When I got home, Ross was gone for the day with some of his own plans, so I had some time to be by myself and decompress. I felt like I had made my peace with the day, but in the early evening the sadness found me and I sat with those feelings the rest of the night. No tears, nothing like that, just a feeling of being pretty bummed out by the whole situation. Looking back on it now, I know it was too ambitious to try to go run my fastest time in conditions that have never worked well from my body, and I regret not listening to the voice inside my head more in the week leading up to the race telling me that I should adjust my strategy for this race. I told myself it was me being nervous about racing again trying to give myself an out, but I don’t think that’s the case anymore. I know my body, the same body that ended up in a med-tent after the NYC Marathon in 2021 because of blue lips and a low body temperature from having had to sit out on Staten Island for 3 hours in the 30 degree weather the morning of the race and never recovering from that during the race. That same exact feeling I felt at that race after about 8 miles is what I experienced yesterday when my heart rate was sky high even as my pace got slower and slower. If I could go back and do things differently, I think I would’ve started off at marathon pace and worked my way down from there, with the secondary goal just being to average marathon pace across the whole course. Instead, I think I burned my body out way too early in the cold and it was just never able to recover from my heart rate spiking so quickly which ultimately led to running the majority of the race at a pace I usually do easy long runs at but at a much higher effort level.

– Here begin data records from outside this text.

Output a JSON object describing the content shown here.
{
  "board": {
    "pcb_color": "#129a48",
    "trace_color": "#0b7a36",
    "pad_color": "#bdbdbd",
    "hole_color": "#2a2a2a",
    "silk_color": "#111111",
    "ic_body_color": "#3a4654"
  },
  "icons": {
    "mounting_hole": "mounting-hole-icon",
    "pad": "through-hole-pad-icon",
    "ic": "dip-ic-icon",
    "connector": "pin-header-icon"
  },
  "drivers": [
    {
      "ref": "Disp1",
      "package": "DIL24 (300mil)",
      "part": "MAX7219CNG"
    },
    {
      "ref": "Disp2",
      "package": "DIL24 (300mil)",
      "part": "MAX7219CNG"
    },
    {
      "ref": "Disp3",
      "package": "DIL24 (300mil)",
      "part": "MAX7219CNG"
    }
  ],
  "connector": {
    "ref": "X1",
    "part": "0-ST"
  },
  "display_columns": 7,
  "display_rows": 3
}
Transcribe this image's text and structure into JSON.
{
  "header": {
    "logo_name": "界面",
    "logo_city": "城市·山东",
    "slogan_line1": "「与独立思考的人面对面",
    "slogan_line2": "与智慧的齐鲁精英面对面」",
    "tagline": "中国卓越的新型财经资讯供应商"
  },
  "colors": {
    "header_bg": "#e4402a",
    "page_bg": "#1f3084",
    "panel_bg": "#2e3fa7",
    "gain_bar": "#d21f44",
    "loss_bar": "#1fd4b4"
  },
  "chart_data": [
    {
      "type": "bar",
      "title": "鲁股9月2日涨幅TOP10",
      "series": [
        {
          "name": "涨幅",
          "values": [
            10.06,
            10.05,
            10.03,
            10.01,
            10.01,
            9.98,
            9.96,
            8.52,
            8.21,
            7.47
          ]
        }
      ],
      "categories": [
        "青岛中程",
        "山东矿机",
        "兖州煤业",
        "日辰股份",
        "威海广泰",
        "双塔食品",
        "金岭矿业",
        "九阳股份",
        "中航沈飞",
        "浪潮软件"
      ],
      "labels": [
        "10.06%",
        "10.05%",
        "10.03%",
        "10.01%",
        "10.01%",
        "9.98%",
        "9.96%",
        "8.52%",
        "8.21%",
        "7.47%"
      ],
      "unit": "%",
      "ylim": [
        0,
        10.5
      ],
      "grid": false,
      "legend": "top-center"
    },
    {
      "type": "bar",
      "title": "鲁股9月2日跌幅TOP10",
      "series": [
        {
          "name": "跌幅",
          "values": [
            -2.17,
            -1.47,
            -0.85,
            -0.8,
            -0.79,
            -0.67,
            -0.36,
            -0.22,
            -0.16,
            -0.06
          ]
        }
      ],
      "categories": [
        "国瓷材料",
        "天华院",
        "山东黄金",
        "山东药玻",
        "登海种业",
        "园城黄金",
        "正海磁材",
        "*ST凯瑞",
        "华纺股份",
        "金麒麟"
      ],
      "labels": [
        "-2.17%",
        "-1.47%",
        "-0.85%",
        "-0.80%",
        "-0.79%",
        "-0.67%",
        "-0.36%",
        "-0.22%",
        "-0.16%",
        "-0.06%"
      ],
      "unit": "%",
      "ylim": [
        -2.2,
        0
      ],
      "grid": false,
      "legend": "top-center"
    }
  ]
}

As I type this today, I feel tired, but not sore even despite all the hills (700 feet of gain and loss in this course). It tells me that one hand I did give it a hard effort yesterday, but that I’m stronger than that performance after all the hill training I’ve been doing and workouts I’ve been hitting. My confidence is still in tact and bad days happen because we can’t control all of the variables that race day brings. I’m hoping to put this experience aside for the rest of the cycle and use it more as data for future runs and races; it could mean deciding not to line up when the windchill is in the single digits in the future, or if I do throwing any sort of fitness expectation out the window and running off of effort. On the plus side, running the distance did remind me just how much I love the half marathon so I hope to put some more of those on the calendar in the future!
I have four more weeks to sharpen up and hopefully get a couple more confidence-building long runs in. The journey back to 26.2 hasn’t been easy and I don’t love sharing about all the lows, but I know I appreciate when people share the whole journey and not just the highs so I hope that by doing so it helps paint a more realistic picture of what a whole training cycle looks like. Hopefully there are more highs to share in the weeks to come!